University College takes a beating in Keuzegids
According to the editors of the Keuzegids, the students at the University College are dissatisfied with the lack of cohesiveness of the Groningen programme. The programme provides too little information, its content is not up to standard and the course load is too high. The University College scored 62 points and is ranked near the bottom of the list, only beating the University College in Rotterdam which also began in 2013.
‘On the right track’
Dean Hans van Ees recognises the criticisms from student evaluations that were conducted at the beginning of the year. ‘And I think that we as the UCG have to take that seriously, and we do. That is why the freedom to choose in the first year has been increased and the cohesion between the disciplines and the projects has been considerably improved. One of the important organisational changes we have made in response to the student’s experiences is the appointment of so-called block coordinators in the first year. Those are staff members who monitor the cohesion and organisation of the disciplines and projects, as well as providing guidance to the students. There is also more clarity about the set up of the second and third UCG years.’

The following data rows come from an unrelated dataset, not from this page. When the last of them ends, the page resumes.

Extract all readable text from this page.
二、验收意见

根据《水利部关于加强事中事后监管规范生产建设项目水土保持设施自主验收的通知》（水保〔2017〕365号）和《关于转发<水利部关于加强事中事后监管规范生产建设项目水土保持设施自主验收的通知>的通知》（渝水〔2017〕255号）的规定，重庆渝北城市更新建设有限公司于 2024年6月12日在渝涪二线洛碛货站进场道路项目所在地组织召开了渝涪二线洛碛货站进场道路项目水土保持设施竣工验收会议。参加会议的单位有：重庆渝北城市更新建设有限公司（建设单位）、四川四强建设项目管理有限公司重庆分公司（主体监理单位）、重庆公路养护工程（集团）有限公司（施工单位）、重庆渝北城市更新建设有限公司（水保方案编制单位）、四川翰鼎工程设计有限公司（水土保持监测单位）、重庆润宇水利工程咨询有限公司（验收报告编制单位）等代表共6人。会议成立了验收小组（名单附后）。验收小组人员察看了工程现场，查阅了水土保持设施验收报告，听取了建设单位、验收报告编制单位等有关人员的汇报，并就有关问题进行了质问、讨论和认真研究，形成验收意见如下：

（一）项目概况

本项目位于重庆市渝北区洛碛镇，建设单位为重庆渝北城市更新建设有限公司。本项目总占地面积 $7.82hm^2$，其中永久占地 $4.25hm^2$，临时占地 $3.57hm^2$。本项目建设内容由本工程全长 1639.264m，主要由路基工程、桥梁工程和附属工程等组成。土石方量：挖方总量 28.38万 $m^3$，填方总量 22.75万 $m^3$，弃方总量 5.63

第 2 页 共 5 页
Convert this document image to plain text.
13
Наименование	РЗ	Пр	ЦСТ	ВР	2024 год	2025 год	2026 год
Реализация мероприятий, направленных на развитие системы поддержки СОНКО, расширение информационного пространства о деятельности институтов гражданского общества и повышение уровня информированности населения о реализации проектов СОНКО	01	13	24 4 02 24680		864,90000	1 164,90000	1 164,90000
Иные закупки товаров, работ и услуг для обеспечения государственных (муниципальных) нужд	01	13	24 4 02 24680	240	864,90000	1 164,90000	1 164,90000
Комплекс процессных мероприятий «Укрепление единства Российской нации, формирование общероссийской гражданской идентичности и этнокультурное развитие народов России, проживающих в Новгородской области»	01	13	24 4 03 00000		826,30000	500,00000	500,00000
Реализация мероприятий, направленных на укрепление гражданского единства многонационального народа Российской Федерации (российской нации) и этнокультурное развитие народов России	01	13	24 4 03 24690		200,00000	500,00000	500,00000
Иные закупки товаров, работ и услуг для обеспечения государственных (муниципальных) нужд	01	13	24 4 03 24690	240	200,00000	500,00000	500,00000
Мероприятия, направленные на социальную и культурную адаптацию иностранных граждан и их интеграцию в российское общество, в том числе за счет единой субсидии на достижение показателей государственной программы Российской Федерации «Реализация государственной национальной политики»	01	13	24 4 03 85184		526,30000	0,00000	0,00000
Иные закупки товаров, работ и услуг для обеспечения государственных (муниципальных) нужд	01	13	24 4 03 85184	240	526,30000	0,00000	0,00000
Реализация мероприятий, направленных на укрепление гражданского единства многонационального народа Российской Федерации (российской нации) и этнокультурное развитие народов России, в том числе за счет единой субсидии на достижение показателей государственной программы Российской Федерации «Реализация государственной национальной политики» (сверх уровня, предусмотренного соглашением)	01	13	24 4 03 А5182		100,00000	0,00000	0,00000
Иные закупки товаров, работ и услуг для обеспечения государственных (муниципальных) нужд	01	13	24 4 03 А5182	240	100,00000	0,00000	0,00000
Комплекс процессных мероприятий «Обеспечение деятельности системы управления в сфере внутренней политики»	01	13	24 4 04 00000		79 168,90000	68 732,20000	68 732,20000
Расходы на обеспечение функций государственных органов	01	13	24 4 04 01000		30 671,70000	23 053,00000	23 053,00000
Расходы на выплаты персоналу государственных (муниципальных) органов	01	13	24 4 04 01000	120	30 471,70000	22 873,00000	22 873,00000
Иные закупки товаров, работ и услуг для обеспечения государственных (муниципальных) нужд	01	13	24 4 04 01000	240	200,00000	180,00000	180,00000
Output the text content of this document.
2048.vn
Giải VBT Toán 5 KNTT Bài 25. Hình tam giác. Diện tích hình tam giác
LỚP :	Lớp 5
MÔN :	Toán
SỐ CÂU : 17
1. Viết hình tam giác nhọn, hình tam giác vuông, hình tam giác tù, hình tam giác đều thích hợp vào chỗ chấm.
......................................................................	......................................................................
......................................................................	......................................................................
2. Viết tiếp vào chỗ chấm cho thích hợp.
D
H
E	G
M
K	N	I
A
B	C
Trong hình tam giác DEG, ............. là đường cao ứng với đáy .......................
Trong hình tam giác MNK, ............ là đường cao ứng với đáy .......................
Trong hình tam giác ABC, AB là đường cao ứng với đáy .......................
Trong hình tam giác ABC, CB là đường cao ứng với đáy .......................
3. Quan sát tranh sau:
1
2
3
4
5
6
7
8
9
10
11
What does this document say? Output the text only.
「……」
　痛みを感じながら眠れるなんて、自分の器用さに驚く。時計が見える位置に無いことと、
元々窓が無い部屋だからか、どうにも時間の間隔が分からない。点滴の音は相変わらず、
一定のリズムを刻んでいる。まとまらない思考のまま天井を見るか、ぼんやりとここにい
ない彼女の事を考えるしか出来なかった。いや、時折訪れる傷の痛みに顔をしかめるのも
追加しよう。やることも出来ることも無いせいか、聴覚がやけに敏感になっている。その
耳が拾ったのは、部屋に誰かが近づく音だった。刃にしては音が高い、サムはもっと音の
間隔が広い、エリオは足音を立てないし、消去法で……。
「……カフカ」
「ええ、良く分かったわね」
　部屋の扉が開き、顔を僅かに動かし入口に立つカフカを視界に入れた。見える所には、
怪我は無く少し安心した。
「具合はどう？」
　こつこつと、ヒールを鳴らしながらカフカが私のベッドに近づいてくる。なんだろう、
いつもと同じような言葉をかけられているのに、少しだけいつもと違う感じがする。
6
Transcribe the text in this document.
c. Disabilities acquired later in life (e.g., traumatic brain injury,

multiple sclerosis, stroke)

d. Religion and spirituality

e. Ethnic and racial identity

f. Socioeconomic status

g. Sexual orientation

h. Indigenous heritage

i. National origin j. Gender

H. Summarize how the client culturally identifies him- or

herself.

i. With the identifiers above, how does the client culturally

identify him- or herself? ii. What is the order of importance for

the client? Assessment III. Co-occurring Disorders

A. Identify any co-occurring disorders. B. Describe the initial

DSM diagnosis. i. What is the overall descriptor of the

Furthermore, more guidance is being provided to the students and communication has become better organised, Van Ees says. ‘There are two student focus groups where they can have a say in the content and supervision. And finally, we are organising at least two evenings per semester where we ask the entire student population about their experiences. In other words, I think we are on the right track, and the student’s opinions have provided us the opportunity to better develop the cohesion of the content and improve communications.’
As an institution, the RUG scored well in the Keuzegids. With 62 points, Groningen came in second place among classic universities, placing behind Nijmegen. The RUG had an average score in virtually all fields of study, but was awarded a plus mark for Economics & Business and Earth & Environment. Among the fourteen Dutch universities, Groningen stands in seventh place.
Several bachelor programmes from the RUG scored exceptionally well. According to the editors, six programmes belong among the absolute toppers: archaeology (82), astronomy (80), applied mathematics (78), theology (76), philosophy (86) and mathematics (78).
But aside from the top programmes, there were also a handful that did especially badly. European languages and culture may be a popular programme, but it only scored 46 points in the Keuzegids. The study also received a minus mark for content, information, the extent to which students feel prepared for their scientific career, skills, and facilities.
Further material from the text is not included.